A little over two weeks ago, I wrote a piece on why Microsoft’s CEO needed to step down and how the company could drive shareholder value. This came immediately after Microsoft (NASDAQ:MSFT) decided to spend $8.5 billion to acquire Skype. Skype has 107 million users and under $1 billion in revenues and NO profits. Given Microsoft’s recent record of acquisitions, I am highly doubtful this one will ever increase shareholder value. Microsoft bought aQuantive for $6 billion in 2007 and then bid $48 Billion for Yahoo in 2008; hardly a stellar record. Regardless, Microsoft paid more than 50% more than anyone would have in my opinion for Skype. Obviously the company consistently does not use its $35 billion in net cash to best effect. So what could Microsoft have done to provide better value to its long-suffering shareholders who have had held a stock that has been dead money for over a decade?

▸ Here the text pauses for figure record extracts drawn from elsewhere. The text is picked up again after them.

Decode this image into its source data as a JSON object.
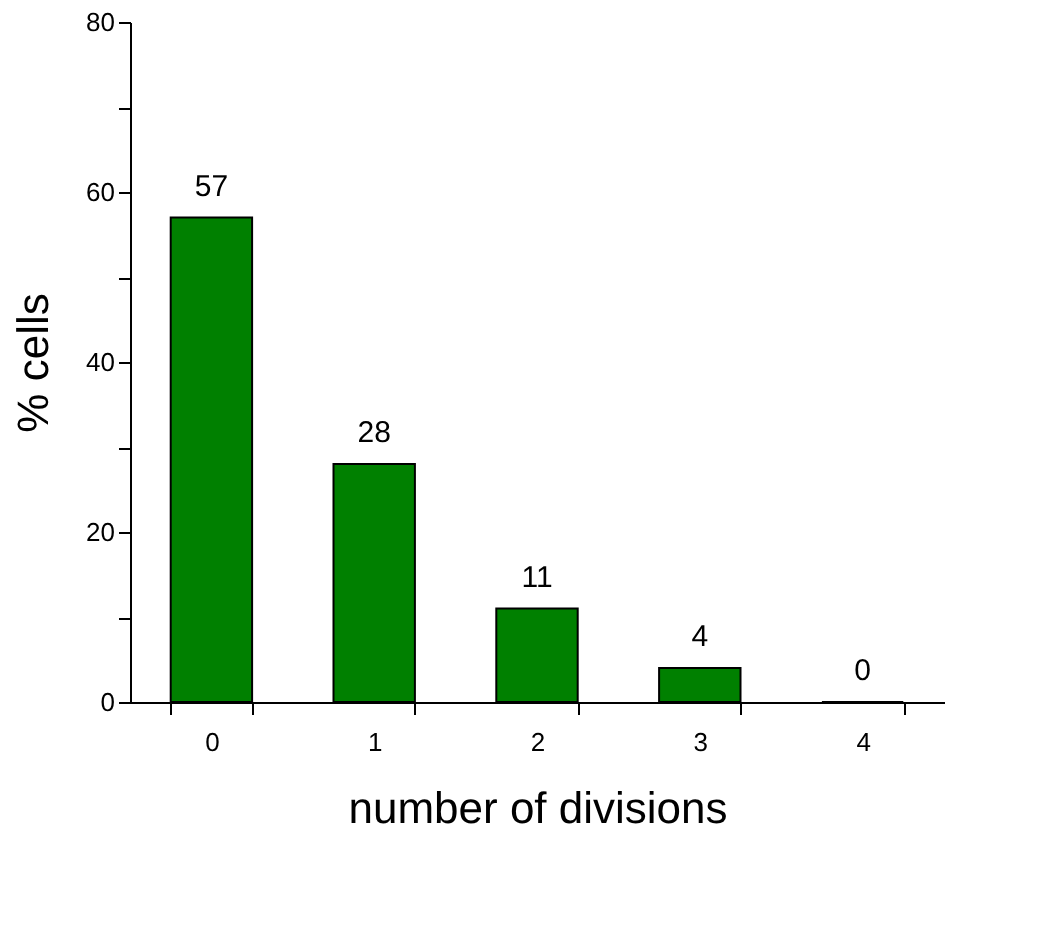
{
  "chart_data": {
    "type": "bar",
    "categories": [
      "0",
      "1",
      "2",
      "3",
      "4"
    ],
    "values": [
      57,
      28,
      11,
      4,
      0
    ],
    "color": "#008000",
    "xlabel": "number of divisions",
    "ylabel": "% cells",
    "ylim": [
      0,
      80
    ],
    "yticks": [
      0,
      {
        "value": 10,
        "label": null
      },
      20,
      {
        "value": 30,
        "label": null
      },
      40,
      {
        "value": 50,
        "label": null
      },
      60,
      {
        "value": 70,
        "label": null
      },
      80
    ],
    "data_labels": true,
    "grid": false
  }
}
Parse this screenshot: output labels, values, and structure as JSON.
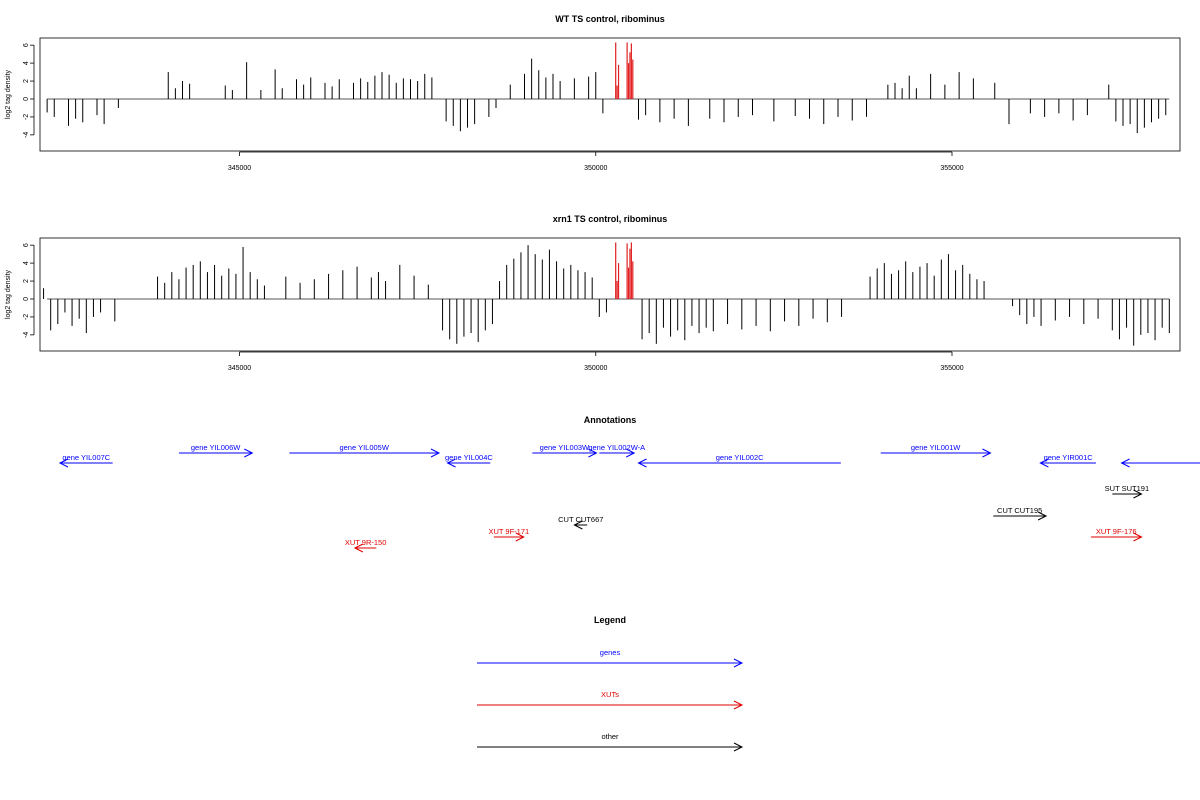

Use a little over $20 billion of its hoard to pay a special dividend of $2.50 a share. Since a major portion of Microsoft's cash is locked up overseas, it could finance part of distribution through low interest bonds, given its triple AAA balance sheet. Since its operating cash flow was over $24 billion last fiscal year and with the appetite for yield in the market; this would be a well-subscribed offering. It could also wait for a tax holiday to repatriate the funds, but the current political climate probably means this is off the table until 2013.
Spend an extra $5 billion a year and double its dividend. This would give Microsoft a dividend yield of over 5%. Since the company basically functions much like a utility in many respects and this would only represent a payout ratio of 50%, this makes a lot of sense. It would also put a major price floor under the stock and attract a lot of value and dividend-seeking investors.
Allocate an additional $6 billion to its stock buyback program. All things remaining equal this would take 2.5% to 3% more shares out of circulation each year, raise EPS, and put another floor under the stock.
If Microsoft truly feels a need to make a major acquisition, may I suggest something to establish Microsoft in the smart phone market. No, I am not talking about Nokia (NYSE:NOK). Microsoft already knows how to fail in the U.S. Consumer Market (See Zune). I am thinking RIM (RIMM) here. The combination could make a lot of sense if Microsoft feels obligated to make a big splash with that cash hoard:
a. Microsoft could pay a 30%-35% premium and pick RIM up for $24 billion to $26 Billion. Since RIM is headquartered out of the country, I believe Microsoft would be able to use its overseas cash holdings without penalty.
b. This action would produce more earnings than the meager returns Microsoft is currently is getting on its cash holdings. Given RIM’s prodigious cash flow despite a shrinking market share, this would be immediately accretive to earnings to the tune of 30-40 cents a share.
c. Both companies are big players in the enterprise market. The merger of hardware and software could be compelling, produce significant synergies, and result in creating a major player in the smart phone market. I believe this would increase the amount of apps developers produce for Blackberries by a prodigious amount given the heft, tools and marketing weight behind this new combination.
d. I believe RIM’s management would be open to the merger as the company has to be becoming aware that it needs to make a game changing move to stop losing market share to the iPhone and Droid-powered phones.
- Go on an unprecedented talent buying spree to acquire established management expertise that better understands the consumer market. Microsoft could go after the top lieutenants at Amazon (NASDAQ:AMZN), Apple (NASDAQ:AAPL) and Salesforce.com (NYSE:CRM) that know they have no hope for the top jobs at their current companies. I would prefer Microsoft make a change at the top, but since that is seems unlikely; overpaying to get the management expertise it sorely lacks in the consumer market might not be a bad idea.